Schloss Diersfordt
Das Schloss Diersfordt ist ein Wasserschloss im Weseler Stadtteil Diersfordt, das auf eine mittelalterliche Burg der Herren von Wylich zurückgeht und eine fast 700-jährige Geschichte vorweisen kann.
Als Lehen der Grafen von der Mark sowie der Herzöge von Kleve befand sich die Anlage nach Aussterben der von Wylich ab 1831 im Besitz der Grafen zu Stolberg-Wernigerode. Beide Familien bauten sie beständig aus und schließlich zu einem Schloss im Stil des Spätbarocks um. Durch einen Brand im Jahr 1928 vollkommen zerstört, wurde es ab 1929 stark vereinfacht neu errichtet. Lediglich ein Gebäude der Vorburg blieb bis in die heutige Zeit nahezu unverändert.

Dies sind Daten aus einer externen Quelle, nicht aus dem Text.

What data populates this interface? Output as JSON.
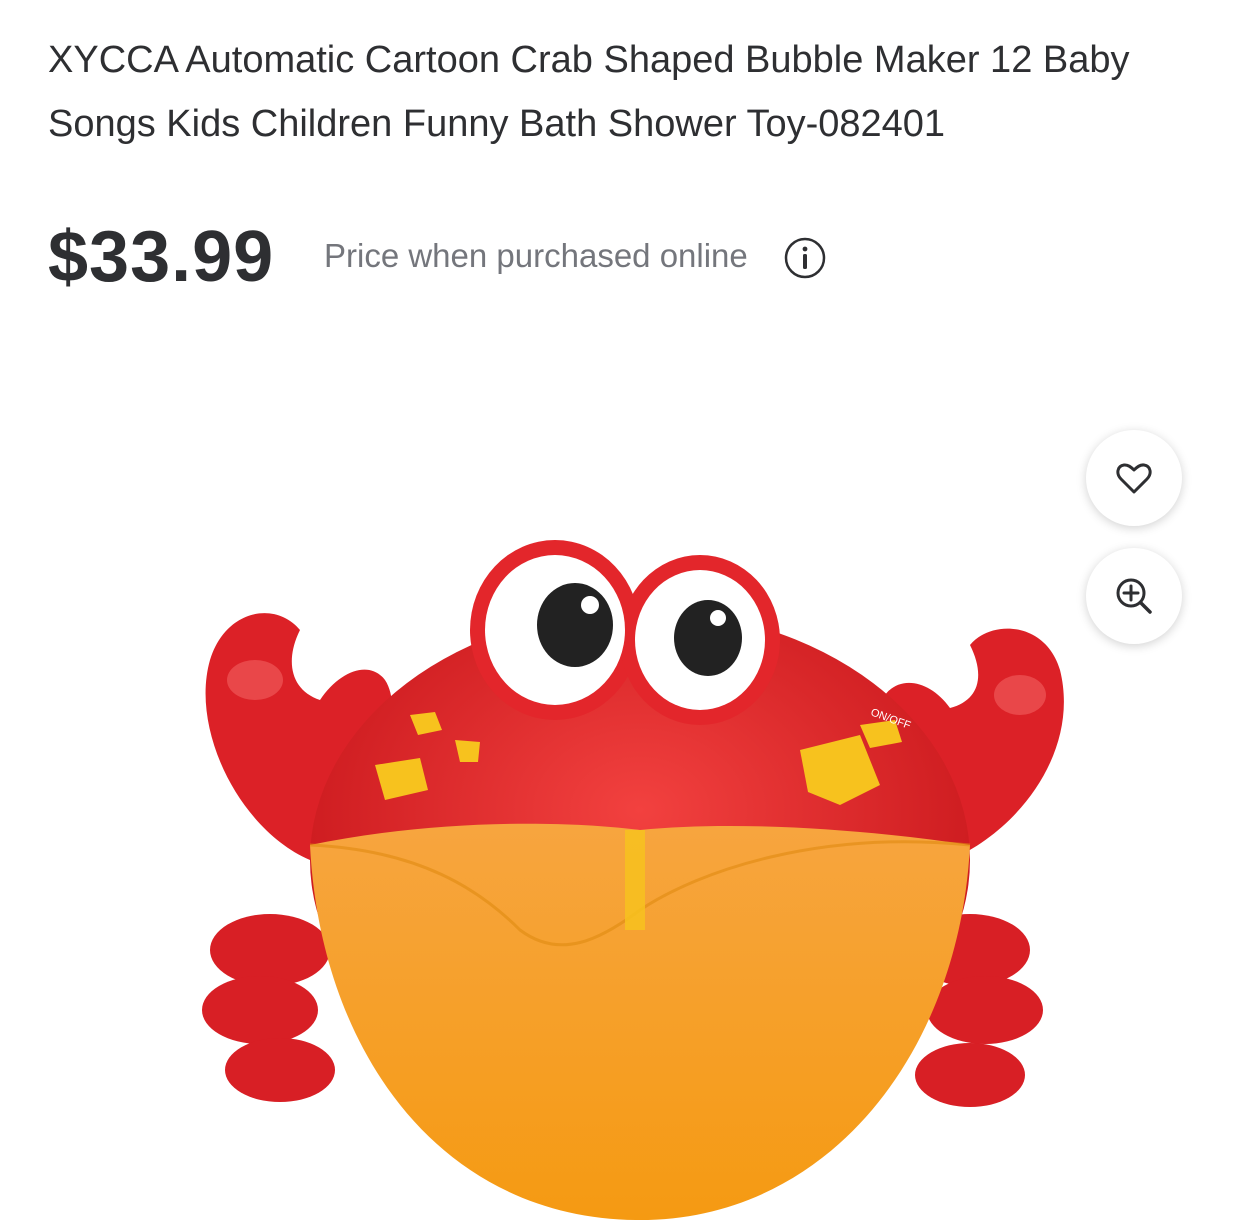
{
  "product": {
    "title": "XYCCA Automatic Cartoon Crab Shaped Bubble Maker 12 Baby Songs Kids Children Funny Bath Shower Toy-082401",
    "price": "$33.99",
    "price_note": "Price when purchased online",
    "image_label_text": "ON/OFF"
  },
  "actions": {
    "favorite_icon": "heart-icon",
    "zoom_icon": "zoom-in-icon"
  },
  "colors": {
    "text_primary": "#2e2f32",
    "text_secondary": "#74767c",
    "crab_red": "#e3262b",
    "crab_orange": "#f5a21c",
    "crab_yellow": "#f7c21e"
  }
}
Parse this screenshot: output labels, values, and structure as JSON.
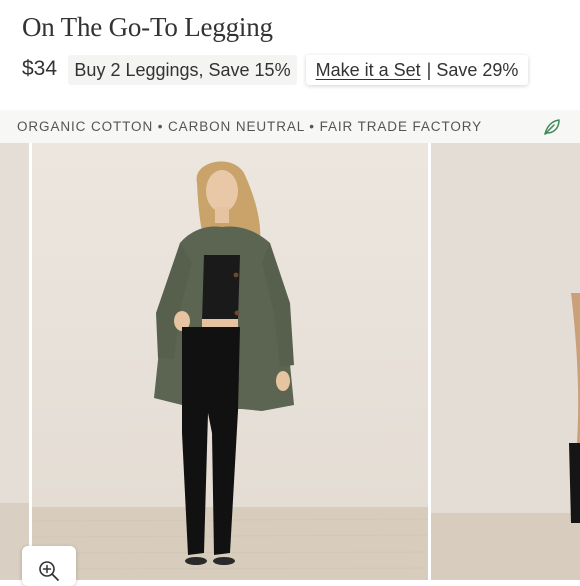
{
  "product": {
    "title": "On The Go-To Legging",
    "price": "$34"
  },
  "offers": {
    "bundle_label": "Buy 2 Leggings, Save 15%",
    "set_link": "Make it a Set",
    "set_separator": "|",
    "set_savings": "Save 29%"
  },
  "attributes_bar": {
    "text": "ORGANIC COTTON • CARBON NEUTRAL • FAIR TRADE FACTORY",
    "icon": "leaf-icon",
    "icon_color": "#3f8a5a"
  },
  "gallery": {
    "images": [
      {
        "name": "previous-product-image"
      },
      {
        "name": "model-wearing-legging-with-green-jacket"
      },
      {
        "name": "next-product-image"
      }
    ],
    "zoom_icon": "zoom-in-icon"
  }
}
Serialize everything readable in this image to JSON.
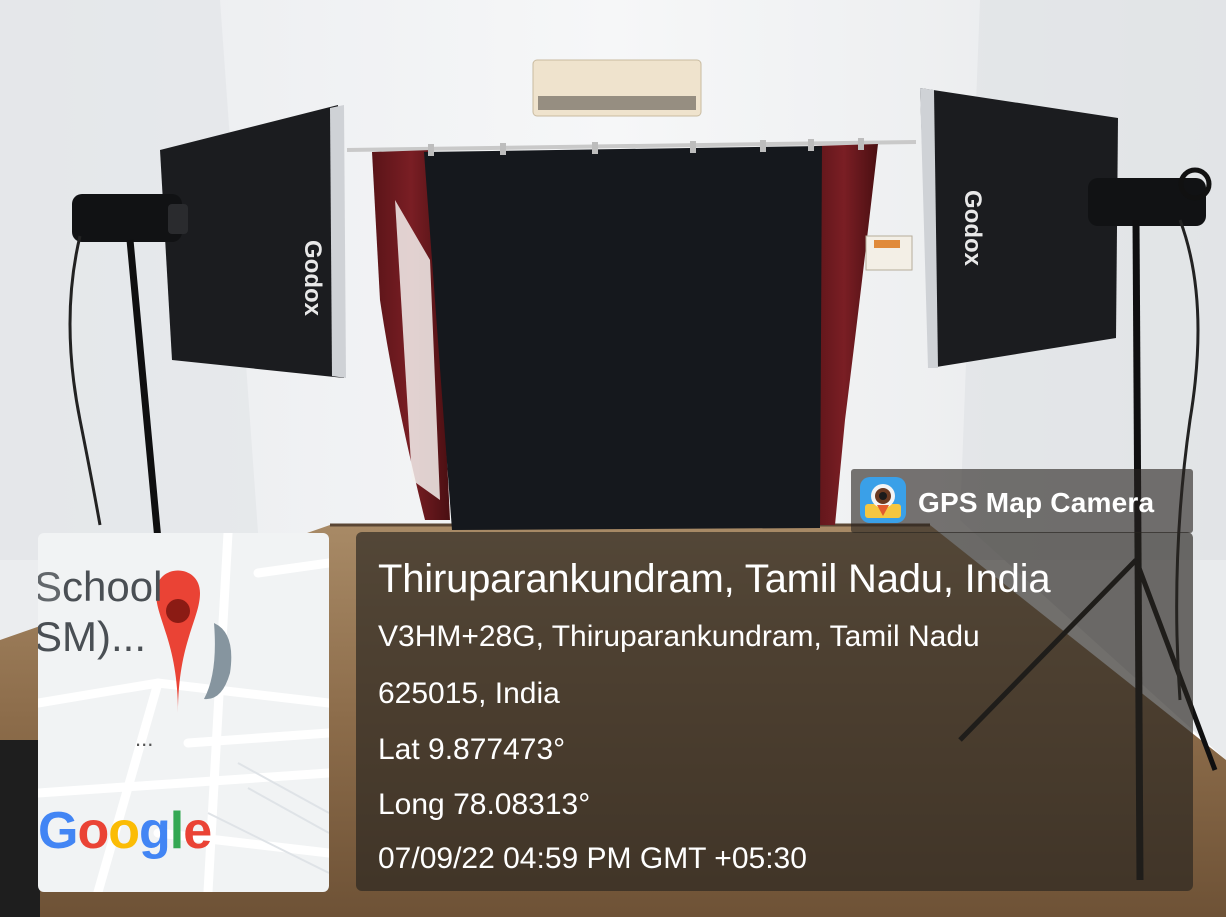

Die verschiedenen Gebäude der Schlossanlage dienen heute unter anderem als Heimatmuseum und Hotel.
Beschreibung
Die Schlossanlage steht auf dem Areal einer alten, ausgetrockneten Rheinschlinge unweit des Diersfordter Waldsees etwa 5,5 Kilometer nordwestlich des Stadtkerns von Wesel. Inmitten eines Landschaftsgartens stehen die meisten Schlossgebäude auf einer 150×60 Meter messenden, rechteckigen Insel, die an drei Seiten von einer rund 20 Meter[1] breiten Gräfte umgeben ist. Ein zweiter, schmalerer Wassergraben zeugt davon, dass die Anlage früher von einem doppelten Grabensystem umgeben war. Von Süden führt eine etwa 350 Meter lange Allee auf die Schlossbrücke aus dem Jahr 1868/69 zu. Die ursprünglichen, aus dem 18. Jahrhundert stammenden Alleen mussten im Laufe der Zeit allesamt abgeholzt werden[2] und sind genauso wenig erhalten wie die einstigen barocken Gartenanlagen östlich und nördlich des Schlosses. Lediglich die Ruine eines alten Gartenpavillons sowie ein Orangeriegebäude aus dem letzten Viertel des 18. Jahrhunderts erinnern noch an die ehemaligen Gärten, die zwischen 1823 und 1836[3] verschwanden. Die älteste bisher nachgewiesene Bausubstanz der Anlage datiert in das 14. Jahrhundert.[4]
Hauptgebäude
Wie alle Gebäude auf der Schlossinsel ist das Haupthaus auf einem Pfahlrost aus Eichenpfählen errichtet. Das zweigeschossige Gebäude aus Backstein besitzt einen annähernd L-förmigen Grundriss, der sich aus einem rechteckigen Baukörper mit nahezu quadratischem, flankierendem Eckturm an der Nordost-Ecke ergibt. Während der Turm von einem flachen, pfannengedeckten Pyramidendach abgeschlossen ist, besitzt das übrige Gebäude ein hohes Satteldach, das sich an der Dachform der mittelalterlichen Wirtschaftsgebäude orientiert. Das äußerlich schlichte Haupthaus stammt vom Ende der 1920er Jahre und bezieht teilweise Bauteile eines Vorgängerbaus aus dem 18. Jahrhundert mit ein, so zum Beispiel die Eingangstür mit barocker Hausteinfassung und Oberlicht. Der westlichen Fassade ist eine Terrasse vorgelagert, unter der sich heute noch die Fundamente und Gewölbe der mittelalterlichen Burg befinden. Im Inneren sind in einigen Räumen noch Ausstattungsmerkmale des Barocks erhalten.
Schlosskirche
Die kleine Diersfordter Schlosskirche ist ein freistehendes Backsteingebäude mit halbrunder Apsis im Stil des Spätbarocks, das sich auf einem hohen Sockelgeschoss erhebt. Seine südliche Fassade aus Haustein besitzt einen Risalit, in dem sich das Portal befindet. Es wird von zwei Halbsäulen flankiert, die einen durch Metopen und Triglyphen gegliederten Architrav tragen. Darüber findet sich ein Volutengiebel, der in einem kleinen kupfergedeckten Glockenturm endet. Seine Turmspitze zeigt eine aus getriebenem und vergoldetem Kupfer gefertigte Sonne; eine Symbolik, die sich im Rheinland sonst nur noch in Sonsbeck findet.[5] Das Zifferblatt am Turm erfüllt keine Funktion mehr, denn die ursprüngliche Turmuhr kam im Zweiten Weltkrieg abhanden.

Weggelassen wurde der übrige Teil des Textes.